Por outro lado, os livros “importados” costumam valer a pena em sua versão digital. Livros como “Gil Evans: Out of the Cool: His Life and Music”, sobre um dos grandes pianistas da história do jazz, custa 27 dólares na Amazon. Na versão digital, vendida na Saraiva, o livro custa R$ 24,41. Um livro sobre o arquiteto Frank Lloyd Wright custa 26,99 dólares, o e-Book sai por R$ 43,73. Ao comprar livros importados, nenhum imposto é cobrado, mas o frete não é barato. Ou seja, “burlar” o envio e comprar a versão digital de uma obra que você só encontrará importada pode valer a pena. 
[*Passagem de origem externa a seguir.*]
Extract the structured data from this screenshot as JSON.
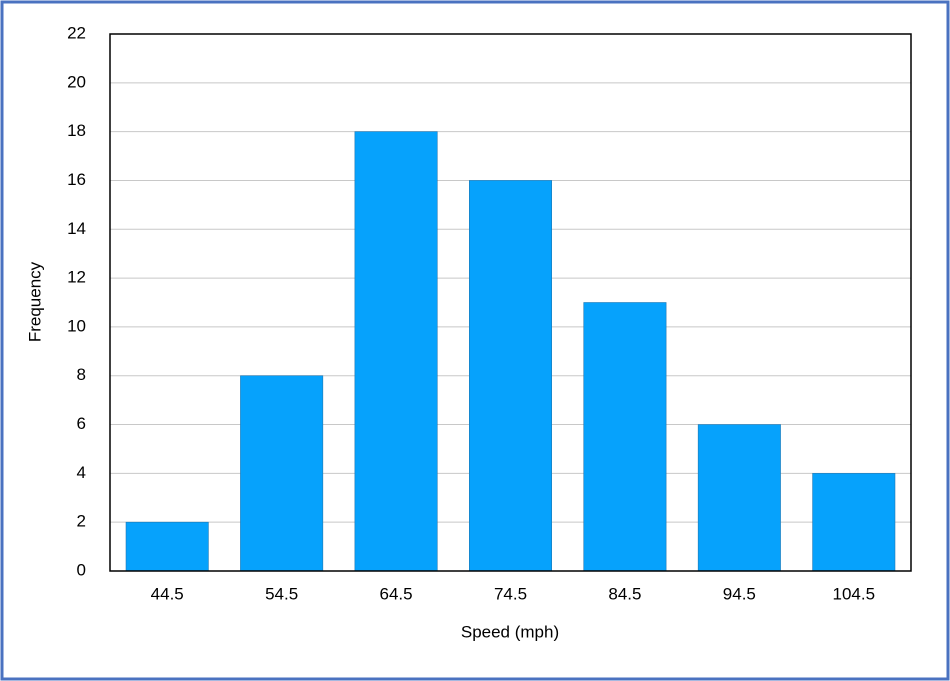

Essa disparidade mostra o cenário atual dos e-Books no Brasil. Com poucos títulos e preços desestimulantes, o mercado é praticamente embrionário: é preciso esperar as negociações com as editoras avançarem e aguardar a chegada de mais e-Readers, criando concorrência e queda de preços. Por enquanto, além da sensação de estar vivendo o futuro, há poucos argumentos para entrar no mundo dos leitores digitais. Porém, a novidade ainda engatinha por aqui, e pelas promessas e apostas – tanto das editoras quanto dos varejistas – o sucesso desta tecnologia ainda está por vir. Enquanto isso, o jeito é esperar.